Je déduis du rapport annuel que la Sûreté de l'État ne se préoccupe pas de ce que font les services de renseignement des États « amis » dans notre pays. Cette hypothèse est-elle exacte ? La ministre admet-elle qu'il s'agit d'une attitude carrément naïve et négligente, voire d'une situation dangereuse ?

Dans quelle mesure la Sûreté de l'État belge est-elle également responsable de la protection des institutions européennes et des bâtiments que celles-ci occupent sur le territoire belge ? La Belgique, qui est un petit pays doté de services de sécurité modestes, est-elle bien de taille à assumer cette tâche ? Des discussions ont-elles déjà été menées à ce sujet avec la Commission et avec les autres États membres ?

Réponse reçue le 10 septembre 2013 :

Je renvoie d'ores et déjà aux réponses que j'ai fournies précédemment en la matière. 

1/ La collecte de renseignements sur des activités d'espionnage et d'ingérence de puissances/services de renseignement étrangers est l'un des domaines d'attention de la Sûreté de l'État. La compétence y afférente est établie aux articles 7 et 8 de la loi organique des services de renseignement et de sécurité du 30 novembre 1998. 

Pour des raisons stratégiques et opérationnelles, aucune information ne peut être communiquée quant aux moyens et effectifs exacts dont la Sûreté de l'État dispose afin d'accomplir cette tâche.  

À noter également que bien que la Sûreté de l'État ait un plus grand pouvoir d'action dans la mesure où elle est habilitée, depuis 2010, à recourir aux méthodes spéciales de renseignement (MSR), les méthodes exceptionnelles (écoutes téléphoniques, observation dans des lieux privés ou un domicile, piratage informatique, etc.) ne peuvent pas être utilisées pour recueillir des informations sur des activités d'ingérence.  

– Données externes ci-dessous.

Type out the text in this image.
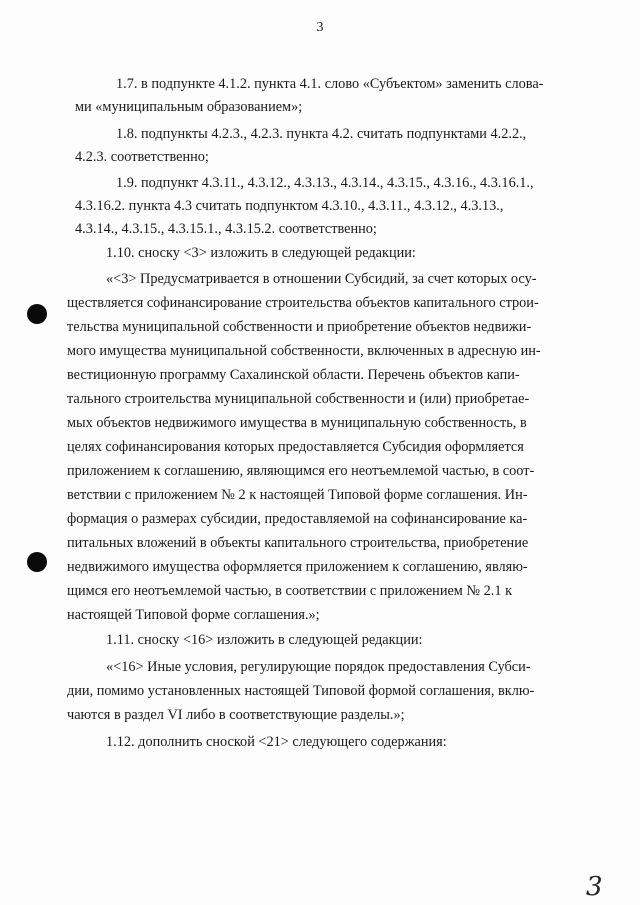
3
1.7. в подпункте 4.1.2. пункта 4.1. слово «Субъектом» заменить слова-
ми «муниципальным образованием»;
1.8. подпункты 4.2.3., 4.2.3. пункта 4.2. считать подпунктами 4.2.2.,
4.2.3. соответственно;
1.9. подпункт 4.3.11., 4.3.12., 4.3.13., 4.3.14., 4.3.15., 4.3.16., 4.3.16.1.,
4.3.16.2. пункта 4.3 считать подпунктом 4.3.10., 4.3.11., 4.3.12., 4.3.13.,
4.3.14., 4.3.15., 4.3.15.1., 4.3.15.2. соответственно;
1.10. сноску <3> изложить в следующей редакции:
«<3> Предусматривается в отношении Субсидий, за счет которых осу-
ществляется софинансирование строительства объектов капитального строи-
тельства муниципальной собственности и приобретение объектов недвижи-
мого имущества муниципальной собственности, включенных в адресную ин-
вестиционную программу Сахалинской области. Перечень объектов капи-
тального строительства муниципальной собственности и (или) приобретае-
мых объектов недвижимого имущества в муниципальную собственность, в
целях софинансирования которых предоставляется Субсидия оформляется
приложением к соглашению, являющимся его неотъемлемой частью, в соот-
ветствии с приложением № 2 к настоящей Типовой форме соглашения. Ин-
формация о размерах субсидии, предоставляемой на софинансирование ка-
питальных вложений в объекты капитального строительства, приобретение
недвижимого имущества оформляется приложением к соглашению, являю-
щимся его неотъемлемой частью, в соответствии с приложением № 2.1 к
настоящей Типовой форме соглашения.»;
1.11. сноску <16> изложить в следующей редакции:
«<16> Иные условия, регулирующие порядок предоставления Субси-
дии, помимо установленных настоящей Типовой формой соглашения, вклю-
чаются в раздел VI либо в соответствующие разделы.»;
1.12. дополнить сноской <21> следующего содержания:
3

2. L'on ne peut déduire du rapport annuel que la Sûreté de l'État ne se préoccupe pas des activités des services de renseignement des États « amis » en Belgique. Je voudrais d'ailleurs souligner une nouvelle fois que ces rapports ne donnent pas un aperçu général des missions légales et des activités du service.  

La Sûreté de l'État entretient des relations étroites avec les services de renseignement des pays amis qui ont une représentation en Belgique. Il importe à cet égard d'avoir une relation de travail correcte et de respecter la législation belge. Lorsque la Sûreté de l'État a connaissance d'activités de renseignement illicites accomplies par des services étrangers, une réaction s'ensuit, qu'il s'agisse d'un service « ami » ou de tout autre service. 

3. Les institutions européennes assurent elles-mêmes la sécurité de leur personnel, de leurs moyens et de leurs bâtiments. En tant que pays hôte, la Belgique, y compris la Sûreté de l'État, est chargée du suivi des menaces dont ces institutions font l'objet et qui sortent du cadre des compétences de l'Union européenne. À cet effet, les services belges collaborent étroitement avec les services compétents de l'Union européenne et de ses États membres. Les différents services concernés par la protection des institutions européennes établies en Belgique se concertent dès lors en permanence.